Herman George Scheffauer (born February 3, 1876 in San Francisco, US; died October 7, 1927 in Berlin), was a German-American poet, architect, writer, dramatist, journalist and translator.

Very little is known about Scheffauer's youth, education and his early adult years in America, or, about his parents and siblings. His father was Johann Georg Scheffauer, a cabinet maker ("Tischler"), probably born in 1842 in the village of Unterkochen, Württemberg, who, according to Hamburg passenger lists, had first immigrated to America in 1868, returning again to Germany where he married Maria Theresa Scheffauer (née Eisele) in Augsburg, and who then came back with him to America in 1872. His brother was the civil engineer, Frederick Carl Scheffauer, born in 1878 and he had another younger brother, Walter Alois Scheffauer (1882–1975). The family was related to the German painter and sculptor Philipp Jacob Scheffauer (1756–1808) who it was said was his great grandfather, and who went to the same school as the poet Friedrich Schiller.

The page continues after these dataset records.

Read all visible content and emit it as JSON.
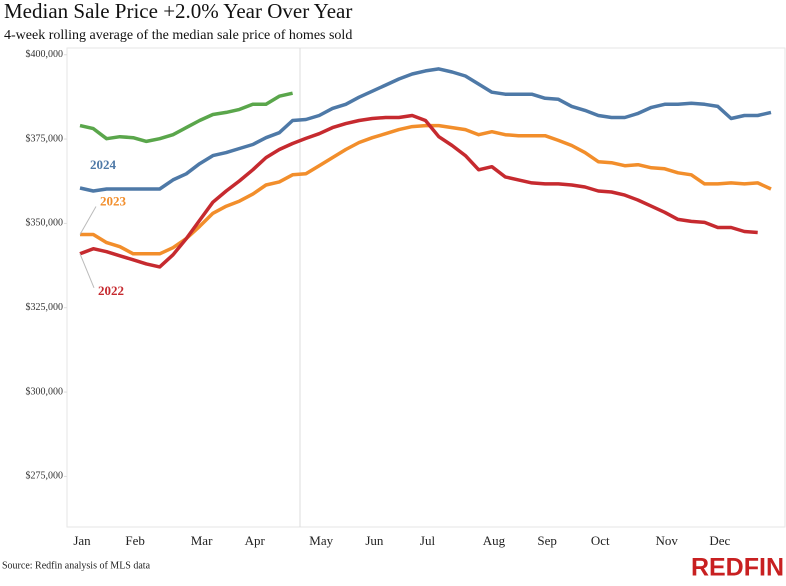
{
  "chart_data": {
    "type": "line",
    "title": "Median Sale Price +2.0% Year Over Year",
    "subtitle": "4-week rolling average of the median sale price of homes sold",
    "source": "Source: Redfin analysis of MLS data",
    "brand": "REDFIN",
    "categories": [
      "Jan",
      null,
      null,
      null,
      "Feb",
      null,
      null,
      null,
      null,
      "Mar",
      null,
      null,
      null,
      "Apr",
      null,
      null,
      null,
      null,
      "May",
      null,
      null,
      null,
      "Jun",
      null,
      null,
      null,
      "Jul",
      null,
      null,
      null,
      null,
      "Aug",
      null,
      null,
      null,
      "Sep",
      null,
      null,
      null,
      "Oct",
      null,
      null,
      null,
      null,
      "Nov",
      null,
      null,
      null,
      "Dec",
      null,
      null,
      null,
      null
    ],
    "series": [
      {
        "color": "#5aa64b",
        "values": [
          379000,
          378100,
          375100,
          375700,
          375400,
          374300,
          375100,
          376300,
          378400,
          380500,
          382300,
          382900,
          383800,
          385300,
          385300,
          387700,
          388600,
          null,
          null,
          null,
          null,
          null,
          null,
          null,
          null,
          null,
          null,
          null,
          null,
          null,
          null,
          null,
          null,
          null,
          null,
          null,
          null,
          null,
          null,
          null,
          null,
          null,
          null,
          null,
          null,
          null,
          null,
          null,
          null,
          null,
          null,
          null,
          null
        ]
      },
      {
        "name": "2024",
        "color": "#4e79a7",
        "values": [
          360500,
          359600,
          360200,
          360200,
          360200,
          360200,
          360200,
          362900,
          364700,
          367700,
          370100,
          371000,
          372200,
          373400,
          375400,
          376900,
          380500,
          380800,
          382000,
          384100,
          385300,
          387400,
          389200,
          391000,
          392800,
          394300,
          395200,
          395800,
          394900,
          393700,
          391300,
          388900,
          388300,
          388300,
          388300,
          387100,
          386800,
          384700,
          383500,
          382000,
          381400,
          381400,
          382600,
          384400,
          385300,
          385300,
          385600,
          385300,
          384700,
          381100,
          382000,
          382000,
          382900
        ]
      },
      {
        "name": "2023",
        "color": "#f28e2b",
        "values": [
          346700,
          346700,
          344300,
          343100,
          341000,
          341000,
          341000,
          342800,
          345500,
          349100,
          353000,
          355100,
          356600,
          358700,
          361400,
          362300,
          364400,
          364700,
          367100,
          369500,
          371900,
          374000,
          375400,
          376600,
          377800,
          378700,
          379000,
          379000,
          378400,
          377800,
          376300,
          377200,
          376300,
          376000,
          376000,
          376000,
          374600,
          373100,
          371000,
          368300,
          368000,
          367100,
          367400,
          366500,
          366200,
          365000,
          364400,
          361700,
          361700,
          362000,
          361700,
          362000,
          360200
        ]
      },
      {
        "name": "2022",
        "color": "#c62a2f",
        "values": [
          341000,
          342500,
          341600,
          340400,
          339200,
          338000,
          337100,
          340700,
          345500,
          350900,
          356300,
          359600,
          362600,
          365900,
          369500,
          371900,
          373700,
          375200,
          376600,
          378400,
          379600,
          380500,
          381100,
          381400,
          381400,
          382000,
          380500,
          375700,
          373100,
          370100,
          365900,
          366800,
          363800,
          362900,
          362000,
          361700,
          361700,
          361400,
          360800,
          359600,
          359300,
          358400,
          356900,
          355100,
          353300,
          351200,
          350600,
          350300,
          348800,
          348800,
          347600,
          347300,
          null
        ]
      }
    ],
    "ylim": [
      260000,
      402000
    ],
    "yticks": [
      {
        "value": 275000,
        "label": "$275,000"
      },
      {
        "value": 300000,
        "label": "$300,000"
      },
      {
        "value": 325000,
        "label": "$325,000"
      },
      {
        "value": 350000,
        "label": "$350,000"
      },
      {
        "value": 375000,
        "label": "$375,000"
      },
      {
        "value": 400000,
        "label": "$400,000"
      }
    ],
    "grid": false
  }
}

Educated in public and private schools, it appears he attended a Roman Catholic Sunday school in San Francisco (probably St. Boniface Church-Franciscans), where services were conducted in German. He later wrote about the role of the nuns there and a certain Father Gerhard, instilling into the youth of this school terrifying and hellish religious imagery. His parents were not orthodox, in fact he spoke of being shocked by his father's indifference and scepticism. He discovered that he was a poet from about the age of ten, on a school outing, where they ascended Mount Olympus in the Ashbury Heights neighbourhood of San Francisco. He impressed his school friends with his ability to recount the ascent, as he put it:

"Suddenly I burst forth into a jog-trot doggerel. I chanted the heroic deeds of the day – the ascent of the peak, the routing of a belligerent bull, the piratical manoeuvres on a pond. The delivery of this improvised epic was volcanic. My companions regarded me with awe and suspicion. Thus, primitively and barbarically, I began. The climate had had its will of me – that marvellous "Greek" climate of California which works like champagne upon the temperament. I was fated to become one of the native sons of song."

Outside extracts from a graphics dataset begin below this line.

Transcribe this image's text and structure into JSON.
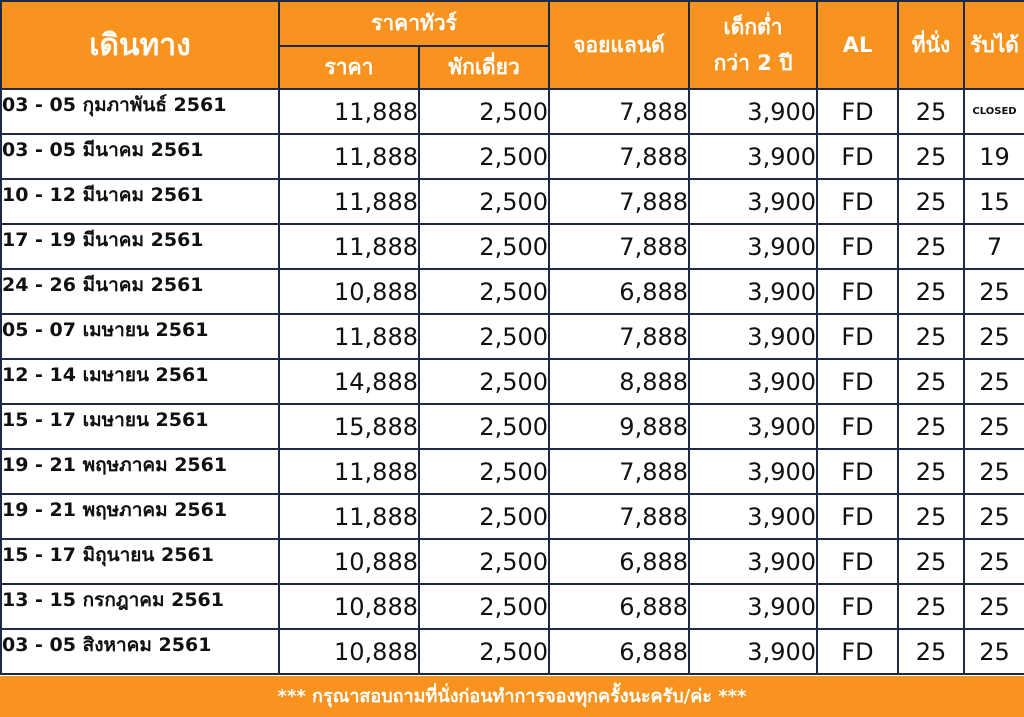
{
  "header": {
    "travel": "เดินทาง",
    "tour_price": "ราคาทัวร์",
    "price": "ราคา",
    "single": "พักเดี่ยว",
    "join_land": "จอยแลนด์",
    "child_line1": "เด็กต่ำ",
    "child_line2": "กว่า 2 ปี",
    "airline": "AL",
    "seats": "ที่นั่ง",
    "available": "รับได้"
  },
  "rows": [
    {
      "date": "03 - 05 กุมภาพันธ์ 2561",
      "price": "11,888",
      "single": "2,500",
      "join": "7,888",
      "child": "3,900",
      "al": "FD",
      "seats": "25",
      "avail": "CLOSED"
    },
    {
      "date": "03 - 05 มีนาคม 2561",
      "price": "11,888",
      "single": "2,500",
      "join": "7,888",
      "child": "3,900",
      "al": "FD",
      "seats": "25",
      "avail": "19"
    },
    {
      "date": "10 - 12 มีนาคม 2561",
      "price": "11,888",
      "single": "2,500",
      "join": "7,888",
      "child": "3,900",
      "al": "FD",
      "seats": "25",
      "avail": "15"
    },
    {
      "date": "17 - 19 มีนาคม 2561",
      "price": "11,888",
      "single": "2,500",
      "join": "7,888",
      "child": "3,900",
      "al": "FD",
      "seats": "25",
      "avail": "7"
    },
    {
      "date": "24 - 26 มีนาคม 2561",
      "price": "10,888",
      "single": "2,500",
      "join": "6,888",
      "child": "3,900",
      "al": "FD",
      "seats": "25",
      "avail": "25"
    },
    {
      "date": "05 - 07 เมษายน 2561",
      "price": "11,888",
      "single": "2,500",
      "join": "7,888",
      "child": "3,900",
      "al": "FD",
      "seats": "25",
      "avail": "25"
    },
    {
      "date": "12 - 14 เมษายน 2561",
      "price": "14,888",
      "single": "2,500",
      "join": "8,888",
      "child": "3,900",
      "al": "FD",
      "seats": "25",
      "avail": "25"
    },
    {
      "date": "15 - 17 เมษายน 2561",
      "price": "15,888",
      "single": "2,500",
      "join": "9,888",
      "child": "3,900",
      "al": "FD",
      "seats": "25",
      "avail": "25"
    },
    {
      "date": "19 - 21 พฤษภาคม 2561",
      "price": "11,888",
      "single": "2,500",
      "join": "7,888",
      "child": "3,900",
      "al": "FD",
      "seats": "25",
      "avail": "25"
    },
    {
      "date": "19 - 21 พฤษภาคม 2561",
      "price": "11,888",
      "single": "2,500",
      "join": "7,888",
      "child": "3,900",
      "al": "FD",
      "seats": "25",
      "avail": "25"
    },
    {
      "date": "15 - 17 มิถุนายน 2561",
      "price": "10,888",
      "single": "2,500",
      "join": "6,888",
      "child": "3,900",
      "al": "FD",
      "seats": "25",
      "avail": "25"
    },
    {
      "date": "13 - 15 กรกฎาคม 2561",
      "price": "10,888",
      "single": "2,500",
      "join": "6,888",
      "child": "3,900",
      "al": "FD",
      "seats": "25",
      "avail": "25"
    },
    {
      "date": "03 - 05 สิงหาคม 2561",
      "price": "10,888",
      "single": "2,500",
      "join": "6,888",
      "child": "3,900",
      "al": "FD",
      "seats": "25",
      "avail": "25"
    }
  ],
  "footer": "*** กรุณาสอบถามที่นั่งก่อนทำการจองทุกครั้งนะครับ/ค่ะ ***",
  "colors": {
    "header_bg": "#f7931e",
    "border": "#1e2a44",
    "header_text": "#ffffff"
  }
}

From then on he only wanted to write poetry but his parents insisted that he pursue a proper job. He began his career as an amateur printer, printing a broadsheet called 'The Owl' while he was still at school writing satires on his teachers. He went through a youthful period, through which he thought all young poets with an imaginative cast of mind must inevitably pass, namely a combination of what he termed "idealistic fanaticism and Byronic romanticism". He studied art, painting and architecture at the Arts School of the University of California (The Mark Hopkins Institute). He later worked as a teacher of draughting and a water colourist in an architectural capacity.